Anyway, the upshot of it was that he invented a simpler mechanism to allow the rider to change gear while pedalling and remaining in the saddle. It was permitted in the Tour de France in 1937; Bartali won it with Campagnolo gears in 1938. Anyone, apart obviously from willfully contrarian 'fixie' hipsters, who has tried to ride up a hill on a bicycle will be thankful for Campagnolo for helping to make it less horrible. (Fixie riders might like to consider it's also pleasingly 'conditioning' to the feet, not to mention amusingly retro, to go about without shoes. I bet you've got all got iPods, though. Very difficult to get a Victrola onto your pannier rack.)
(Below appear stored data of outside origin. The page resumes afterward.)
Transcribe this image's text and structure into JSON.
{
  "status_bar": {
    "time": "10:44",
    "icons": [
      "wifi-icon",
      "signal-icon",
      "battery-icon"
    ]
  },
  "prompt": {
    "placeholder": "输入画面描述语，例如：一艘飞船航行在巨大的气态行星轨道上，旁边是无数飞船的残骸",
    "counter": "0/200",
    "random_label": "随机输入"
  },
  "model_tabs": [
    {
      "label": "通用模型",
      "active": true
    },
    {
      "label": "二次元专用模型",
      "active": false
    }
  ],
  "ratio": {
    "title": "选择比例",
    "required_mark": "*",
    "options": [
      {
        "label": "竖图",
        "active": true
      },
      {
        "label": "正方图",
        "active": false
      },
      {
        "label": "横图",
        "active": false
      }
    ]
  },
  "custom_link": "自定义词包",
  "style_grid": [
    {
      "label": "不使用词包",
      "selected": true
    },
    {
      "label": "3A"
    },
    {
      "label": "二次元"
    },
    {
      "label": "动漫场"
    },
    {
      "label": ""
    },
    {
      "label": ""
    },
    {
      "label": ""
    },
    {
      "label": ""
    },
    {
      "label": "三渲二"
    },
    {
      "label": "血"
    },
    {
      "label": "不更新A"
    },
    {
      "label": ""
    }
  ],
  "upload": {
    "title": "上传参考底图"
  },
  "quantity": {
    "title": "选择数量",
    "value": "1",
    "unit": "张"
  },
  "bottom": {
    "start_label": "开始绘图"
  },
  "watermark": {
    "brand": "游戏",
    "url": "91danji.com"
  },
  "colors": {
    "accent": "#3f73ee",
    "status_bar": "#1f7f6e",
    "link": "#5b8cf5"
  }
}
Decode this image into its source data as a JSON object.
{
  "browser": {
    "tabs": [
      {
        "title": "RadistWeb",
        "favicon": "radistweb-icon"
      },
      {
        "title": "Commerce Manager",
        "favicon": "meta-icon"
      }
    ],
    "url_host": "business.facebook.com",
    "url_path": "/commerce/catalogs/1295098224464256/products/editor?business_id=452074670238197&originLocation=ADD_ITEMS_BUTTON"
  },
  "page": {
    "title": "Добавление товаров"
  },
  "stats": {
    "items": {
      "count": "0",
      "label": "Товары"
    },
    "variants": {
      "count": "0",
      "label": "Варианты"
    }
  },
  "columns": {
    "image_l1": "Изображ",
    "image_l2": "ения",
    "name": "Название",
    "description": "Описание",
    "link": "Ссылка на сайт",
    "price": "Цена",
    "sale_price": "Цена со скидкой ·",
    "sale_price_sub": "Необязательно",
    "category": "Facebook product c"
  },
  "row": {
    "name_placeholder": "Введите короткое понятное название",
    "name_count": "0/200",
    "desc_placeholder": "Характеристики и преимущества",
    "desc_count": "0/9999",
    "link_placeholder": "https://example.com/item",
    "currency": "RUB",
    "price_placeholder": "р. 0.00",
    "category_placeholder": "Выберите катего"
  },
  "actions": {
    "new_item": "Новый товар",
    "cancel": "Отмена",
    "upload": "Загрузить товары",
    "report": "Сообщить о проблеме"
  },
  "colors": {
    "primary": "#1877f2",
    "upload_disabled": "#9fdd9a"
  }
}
He didn't stop there, though. The derailleur gear went through a constant series of refinements, and it was indicative of how Campagnolo's mind worked - and it worked constantly. It was impossible to keep rain out of the bottom bracket, the part where the pedal cranks rotate on an axle. In an apparently absent-minded daze, Campagnolo was sitting at his dinner table, gazing at the rumpled tablecloth. He took a pencil and a piece of paper and, inspired by the ruffles and folds in the cloth, there and then sketched out a design for a bottom bracket with grooves to channel away the water. He bought a vineyard and, pondering the difficulties of removing the stopper from the bottle, invented the corkscrew. (Well, a corkscrew anyway; some digging on the interweb reveals that there was an Italian-designed side-lever-arm corkscrew design already in existence, whose patent expired in 1966, perhaps handily. But, you know - legend is legend.) He also invented a nutcracker and a tennis racket with an aluminium handle.
It wasn't tennis that Eddie Merckx was thinking of, though, when he delivered the eulogy at Campagnolo's funeral in 1983; "you were the most loyal of our domestiques. The seven times that I crossed the Milan-San Remo line first, you were with me. You were with me in the snow that day I rode to victory over the Tre Cime de Lavaredo with more assurance than I had ever known. I shared every success with you." Which is a lovely Merckx tribute - 'I was bloody great, wasn't I? And so were you.'
Speaking of bloody greatness, though, that quality attaches itself in huge, opulent, gilded baroque bouquets of Montgolfier balloon proportions to the name of F.J. Davar.
F.J. Davar (I discovered his full name was, splendidly, Framdi Jamshedi Davar) is a man I feel I should have heard of, or at least regularly walked past one of his many statues. He gets one paragraph in the Raleigh cycles chapter, but it's got a whole book's worth of material in it, because by May 1929 he had bicycled across South America to reach Iquitos, having previously travelled - are you ready for this? - forty-seven thousand miles through thirty-six countries. He was the first to cross the Andes on a bicycle. He was the first to cross the Sahara on a bicycle, a comparatively short jaunt of just under three thousand miles. An American newspaper reported that he was heading through Central America and that his "Raleigh was giving him good service and is in quite good order."
If there's a book about this man I want to know, I don't care what the proof reading's like.
(Edit: apparently there is, and he wrote it himself. F. J. Davar's 'Cycling Across the Roof of the World' was presumably written in a long period of having a nice lie down - although, no, apparently not that long, as it was published in 1929. He must have started writing it resting on the handlebars during some of the slower uphill sections of the Andes. It's wrong not to mention that he did not do the epic Andes trip alone but in the company of one Herr G. Sztavjanik. I want to read this book.)